# Closing off a room



## former33t (Apr 21, 2007)

I am looking to close off the wall where the opening in the picture linked below is. As you can see I have hardwood in both rooms. I presume I should take the hardwood out beneath where the wall will be framed. Any suggestions on how to do this easily without damaging the hardwood remaining in either room. Also, how much of a gap do I need to leave between the remaining hardwood and the bottom plate?

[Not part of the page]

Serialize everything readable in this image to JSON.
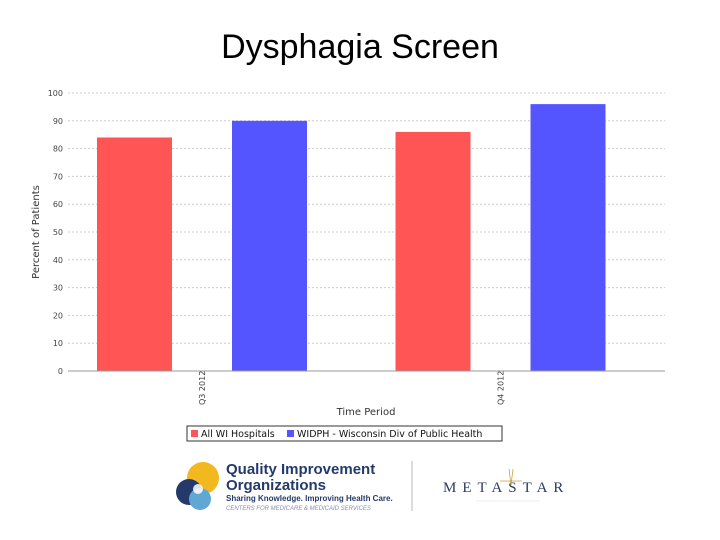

(Sorry I can't post attachments so I put the photo up on my website)
http://www.williamsworx.com/IMGP1135.JPG


----------



## stubborn1 (Oct 24, 2008)

Is the hardwood floor a true solid wood hardwood floor, or is it a composite type product? If it is a solid wood floor, I would leave it in place and build your wall over top of it. If you ever decide to add carpet in the future, you would carpet right over the top.


----------



## bjbatlanta (Jul 16, 2008)

I'd leave it too if it's actual wood. Put the bottom plate down with screws. If someone later wants the opening back, just fill the holes, touch up the finish and the floor is good to go.......


----------



## former33t (Apr 21, 2007)

*Thanks*

Thanks for the advice. The wood is real genuine hardwood. The advice makes sense, so I'll go with that.


----------